The eclipse will be only partial in Eden Prairie, with about 46% coverage. The ability to view the eclipse will depend on weather conditions. The eclipse will start to be viewable in Eden Prairie at 10:29 a.m. on Oct. 14, reach its peak magnitude at 11:48 a.m., and end at 1:11 p.m.
Warning: Ensure safe viewing
The eclipse should only be viewed through safe solar eclipse glasses or a safe handheld viewer. It should never be viewed with the naked eye or with regular sunglasses. Only use solar viewers that meet the ISO 12312-2 standard. Using anything other than a safe viewer meeting this standard can cause irreparable damage to your vision. These safe viewers are thousands of times darker than regular sunglasses.
Before people understood this astronomical phenomenon, their attempts to explain it led to many interesting myths. Here are some of those myths, courtesy of timeanddate.com.
In Vietnam, it was believed a giant frog devoured the Sun during a solar eclipse, while Norse cultures blamed wolves. Ancient China attributed the phenomenon to a celestial dragon lunching on the sun. In fact, the Chinese word for an eclipse, chih or shih, means “to eat.” According to ancient Hindu mythology, the deity Rahu was beheaded by the gods for capturing and drinking Amrita, the gods’ nectar. Rahu’s head flies off into the sky, swallows the sun, and causes an eclipse. Korean folklore offers another explanation, suggesting mythical dogs are trying to steal the sun during an eclipse.
In Native American culture, the Pomo, an indigenous group of people who live in the northwestern United States, tell a story of a bear who started a fight with the sun and took a bite out of it. In fact, the Pomo name for a solar eclipse is “Sun got bit by a bear.” The Tewa tribe in New Mexico believed a solar eclipse signaled an angry sun, which left the skies to go to its house in the underworld.

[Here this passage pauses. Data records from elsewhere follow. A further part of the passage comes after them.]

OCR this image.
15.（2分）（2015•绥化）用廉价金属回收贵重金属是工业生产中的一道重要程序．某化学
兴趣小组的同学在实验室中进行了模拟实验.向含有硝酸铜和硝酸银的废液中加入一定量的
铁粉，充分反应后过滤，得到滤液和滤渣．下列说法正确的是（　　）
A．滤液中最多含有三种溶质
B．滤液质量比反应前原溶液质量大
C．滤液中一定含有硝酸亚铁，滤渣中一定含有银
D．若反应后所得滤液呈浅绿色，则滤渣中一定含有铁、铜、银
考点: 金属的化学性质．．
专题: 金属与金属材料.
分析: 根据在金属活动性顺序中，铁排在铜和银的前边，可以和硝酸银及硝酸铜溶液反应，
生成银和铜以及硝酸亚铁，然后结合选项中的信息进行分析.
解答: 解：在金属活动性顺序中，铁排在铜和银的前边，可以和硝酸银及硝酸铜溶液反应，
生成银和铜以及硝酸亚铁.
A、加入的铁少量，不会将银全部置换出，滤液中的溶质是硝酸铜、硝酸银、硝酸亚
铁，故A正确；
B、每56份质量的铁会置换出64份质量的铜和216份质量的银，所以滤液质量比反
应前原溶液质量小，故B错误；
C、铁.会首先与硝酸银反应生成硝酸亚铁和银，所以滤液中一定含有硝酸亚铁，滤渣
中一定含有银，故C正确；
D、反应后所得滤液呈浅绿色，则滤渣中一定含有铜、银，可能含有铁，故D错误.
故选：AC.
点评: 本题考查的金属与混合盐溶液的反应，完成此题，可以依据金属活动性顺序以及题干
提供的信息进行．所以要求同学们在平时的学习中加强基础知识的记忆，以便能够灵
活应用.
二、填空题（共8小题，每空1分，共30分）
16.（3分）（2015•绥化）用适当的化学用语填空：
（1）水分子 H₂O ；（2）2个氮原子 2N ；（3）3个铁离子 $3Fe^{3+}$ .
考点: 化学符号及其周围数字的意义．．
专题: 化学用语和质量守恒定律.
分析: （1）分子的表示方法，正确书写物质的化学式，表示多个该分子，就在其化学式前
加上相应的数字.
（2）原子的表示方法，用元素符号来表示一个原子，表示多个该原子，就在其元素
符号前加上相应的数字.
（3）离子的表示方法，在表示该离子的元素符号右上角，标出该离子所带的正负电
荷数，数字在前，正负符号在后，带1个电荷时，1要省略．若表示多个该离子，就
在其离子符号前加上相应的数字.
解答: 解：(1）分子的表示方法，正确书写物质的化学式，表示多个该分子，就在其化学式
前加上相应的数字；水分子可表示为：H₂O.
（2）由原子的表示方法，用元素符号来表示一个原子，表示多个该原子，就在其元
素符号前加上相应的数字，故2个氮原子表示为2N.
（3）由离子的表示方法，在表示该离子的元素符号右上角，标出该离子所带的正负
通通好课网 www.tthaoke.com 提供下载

The ancient Greeks believed that a solar eclipse was a sign of the gods’ anger and that it portended disasters and destruction.
Twin Cities eclipse events
According to information reported in the Minneapolis Star Tribune on Oct. 9, there will be several Twin Cities eclipse events on Saturday.
The University of Minnesota Bell Museum offers events and activities inside its building and several free activities outside on the St. Paul Campus at 2088 W. Larpenteur Ave., Falcon Heights.
At Commons Park, 6249 NE 7th St., Fridley, a local NASA/Jet Propulsion Laboratory Solar System Ambassador will host a viewing event for the Muslim community, complete with an eclipse prayer (salatul Kusoof). Solar glasses will be available. Those interested should RSVP to the “2023 Solar Eclipse Viewing Event” on Eventbrite.
At 10:30 a.m. at Highland Park, 1627 N. 5th St., New Ulm, the New Ulm Public Library hosts retired WCCO radio meteorologist Mike Lynch for an Eclipse Watch Party. A limited number of eclipse glasses will be available. If skies are overcast, the presentation will move to the library. More details can be found at newulmmn.gov.
Between 10 a.m. and 2 p.m. at the Science Museum of Minnesota, 120 Kellogg Blvd., St. Paul, visitors will find eclipse-related interactive activities and demonstrations and several viewing options at the museum’s various outdoor spaces. The museum will have telescopes on hand and eclipse glasses for sale.
Between 10:30 a.m. and 1 p.m., staff at Wild River State Park will distribute solar glasses. 39797 Park Trail, Center City, Minnesota.